3. Which of the following is not an indication for pelvic ultrasonography?
- A. to measure uterine size
- B. to detect multiple pregnancies
- C. to measure renal size
- D. to detect foreign bodies
Correct answer: C
Rationale: Pelvic ultrasonography is commonly used to assess various conditions. Choices A, B, and D are all valid reasons for performing pelvic ultrasonography. Measuring uterine size helps evaluate conditions like fibroids, while detecting multiple pregnancies is essential for prenatal care. Furthermore, identifying foreign bodies can aid in diagnosing certain conditions. However, assessing renal size is typically not a primary reason for pelvic ultrasonography, making choice C the correct answer.
4. A client with dumping syndrome should ___________ while a client with GERD should ___________.
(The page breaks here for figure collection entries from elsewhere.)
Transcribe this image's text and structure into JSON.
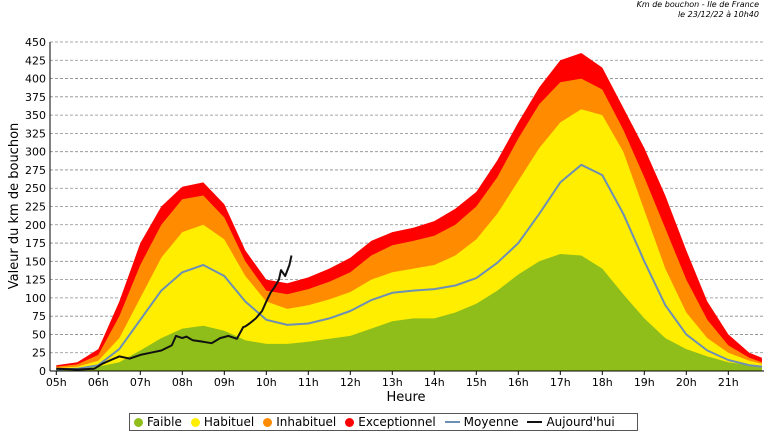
{
  "header": {
    "line1": "Km de bouchon - Ile de France",
    "line2": "le 23/12/22 à 10h40"
  },
  "chart_data": {
    "type": "area",
    "xlabel": "Heure",
    "ylabel": "Valeur du  km de bouchon",
    "x_ticks": [
      "05h",
      "06h",
      "07h",
      "08h",
      "09h",
      "10h",
      "11h",
      "12h",
      "13h",
      "14h",
      "15h",
      "16h",
      "17h",
      "18h",
      "19h",
      "20h",
      "21h"
    ],
    "y_ticks": [
      0,
      25,
      50,
      75,
      100,
      125,
      150,
      175,
      200,
      225,
      250,
      275,
      300,
      325,
      350,
      375,
      400,
      425,
      450
    ],
    "ylim": [
      0,
      450
    ],
    "xlim_hours": [
      4.85,
      21.85
    ],
    "grid": true,
    "legend_position": "bottom",
    "colors": {
      "faible": "#8fbe1a",
      "habituel": "#ffee00",
      "inhabituel": "#ff8c00",
      "exceptionnel": "#ff0000",
      "moyenne": "#6d8fb4",
      "aujourdhui": "#111111"
    },
    "bands_hours": [
      5.0,
      5.5,
      6.0,
      6.5,
      7.0,
      7.5,
      8.0,
      8.5,
      9.0,
      9.5,
      10.0,
      10.5,
      11.0,
      11.5,
      12.0,
      12.5,
      13.0,
      13.5,
      14.0,
      14.5,
      15.0,
      15.5,
      16.0,
      16.5,
      17.0,
      17.5,
      18.0,
      18.5,
      19.0,
      19.5,
      20.0,
      20.5,
      21.0,
      21.5,
      21.8
    ],
    "series": [
      {
        "name": "Faible",
        "kind": "band",
        "values": [
          3,
          4,
          6,
          12,
          28,
          45,
          58,
          62,
          55,
          42,
          37,
          37,
          40,
          44,
          48,
          58,
          68,
          72,
          72,
          80,
          92,
          110,
          132,
          150,
          160,
          158,
          140,
          105,
          72,
          45,
          30,
          20,
          12,
          8,
          6
        ]
      },
      {
        "name": "Habituel",
        "kind": "band",
        "values": [
          4,
          6,
          14,
          45,
          100,
          155,
          190,
          200,
          180,
          130,
          95,
          85,
          90,
          98,
          108,
          125,
          135,
          140,
          145,
          158,
          180,
          215,
          260,
          305,
          340,
          358,
          350,
          300,
          220,
          140,
          80,
          45,
          25,
          14,
          10
        ]
      },
      {
        "name": "Inhabituel",
        "kind": "band",
        "values": [
          6,
          9,
          22,
          75,
          145,
          200,
          235,
          240,
          210,
          150,
          110,
          105,
          112,
          122,
          135,
          158,
          172,
          178,
          185,
          200,
          225,
          265,
          318,
          365,
          395,
          400,
          385,
          330,
          265,
          195,
          125,
          70,
          35,
          18,
          12
        ]
      },
      {
        "name": "Exceptionnel",
        "kind": "band",
        "values": [
          8,
          12,
          30,
          95,
          175,
          225,
          252,
          258,
          228,
          165,
          125,
          120,
          128,
          140,
          155,
          178,
          190,
          196,
          205,
          222,
          245,
          288,
          340,
          388,
          425,
          435,
          415,
          360,
          305,
          240,
          165,
          95,
          50,
          25,
          18
        ]
      },
      {
        "name": "Moyenne",
        "kind": "line",
        "values": [
          2,
          3,
          8,
          30,
          70,
          110,
          135,
          145,
          130,
          95,
          70,
          63,
          65,
          72,
          82,
          97,
          107,
          110,
          112,
          117,
          127,
          148,
          175,
          215,
          258,
          282,
          268,
          215,
          150,
          90,
          50,
          28,
          15,
          8,
          6
        ]
      },
      {
        "name": "Aujourd'hui",
        "kind": "line",
        "hours": [
          5.0,
          5.5,
          5.9,
          6.1,
          6.3,
          6.5,
          6.75,
          7.0,
          7.25,
          7.5,
          7.75,
          7.85,
          8.0,
          8.1,
          8.25,
          8.5,
          8.7,
          8.9,
          9.1,
          9.3,
          9.45,
          9.5,
          9.6,
          9.75,
          9.9,
          10.0,
          10.1,
          10.2,
          10.3,
          10.35,
          10.45,
          10.55,
          10.6
        ],
        "values": [
          3,
          2,
          3,
          10,
          15,
          20,
          17,
          22,
          25,
          28,
          35,
          48,
          45,
          47,
          42,
          40,
          38,
          45,
          48,
          44,
          60,
          61,
          65,
          72,
          82,
          95,
          107,
          115,
          125,
          138,
          130,
          145,
          158
        ]
      }
    ]
  },
  "legend": {
    "items": [
      {
        "label": "Faible",
        "marker": "dot",
        "color": "#8fbe1a"
      },
      {
        "label": "Habituel",
        "marker": "dot",
        "color": "#ffee00"
      },
      {
        "label": "Inhabituel",
        "marker": "dot",
        "color": "#ff8c00"
      },
      {
        "label": "Exceptionnel",
        "marker": "dot",
        "color": "#ff0000"
      },
      {
        "label": "Moyenne",
        "marker": "line",
        "color": "#6d8fb4"
      },
      {
        "label": "Aujourd'hui",
        "marker": "line",
        "color": "#111111"
      }
    ]
  }
}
- A. lie down 1 hour after meals; sit up at least 30 minutes after meals
- B. sit up 1 hour after meals; lie flat 30 minutes after meals
- C. sit up after meals; sit up after meals
- D. lie down after meals; lie down after meals
Correct answer: A
Rationale: Clients with dumping syndrome should lie down after eating to decrease the symptoms of dumping syndrome, which include rapid gastric emptying leading to various gastrointestinal symptoms. On the other hand, clients with GERD should sit up at least 30 minutes after meals to prevent the backflow of stomach acid into the esophagus. This position helps reduce symptoms by allowing gravity to keep the stomach contents in place, minimizing the chances of reflux. Therefore, the correct answer is to lie down 1 hour after eating for dumping syndrome and to sit up at least 30 minutes after eating for GERD. Choices B, C, and D are incorrect because they do not accurately reflect the appropriate positioning for each condition.
5. Which of the following devices may be applicable to a bedridden patient to address potential venous insufficiency?
- A. Shear-reducing mattress
- B. Sequential compression devices
- C. Hiking stockings
- D. Non-skid socks
Correct answer: B
Rationale: For a bedridden patient with potential venous insufficiency, sequential compression devices (SCDs) and compression stockings are appropriate choices. SCDs help improve venous return from the lower extremities by applying sequential pressure, aiding circulation. Compression stockings also assist in preventing blood from pooling in the legs by applying pressure to support venous return. Shear-reducing mattresses are not directly related to managing venous insufficiency, as they are designed to reduce friction and shear forces on the skin to prevent pressure ulcers. Non-skid socks are primarily used for fall prevention and have no direct impact on venous insufficiency.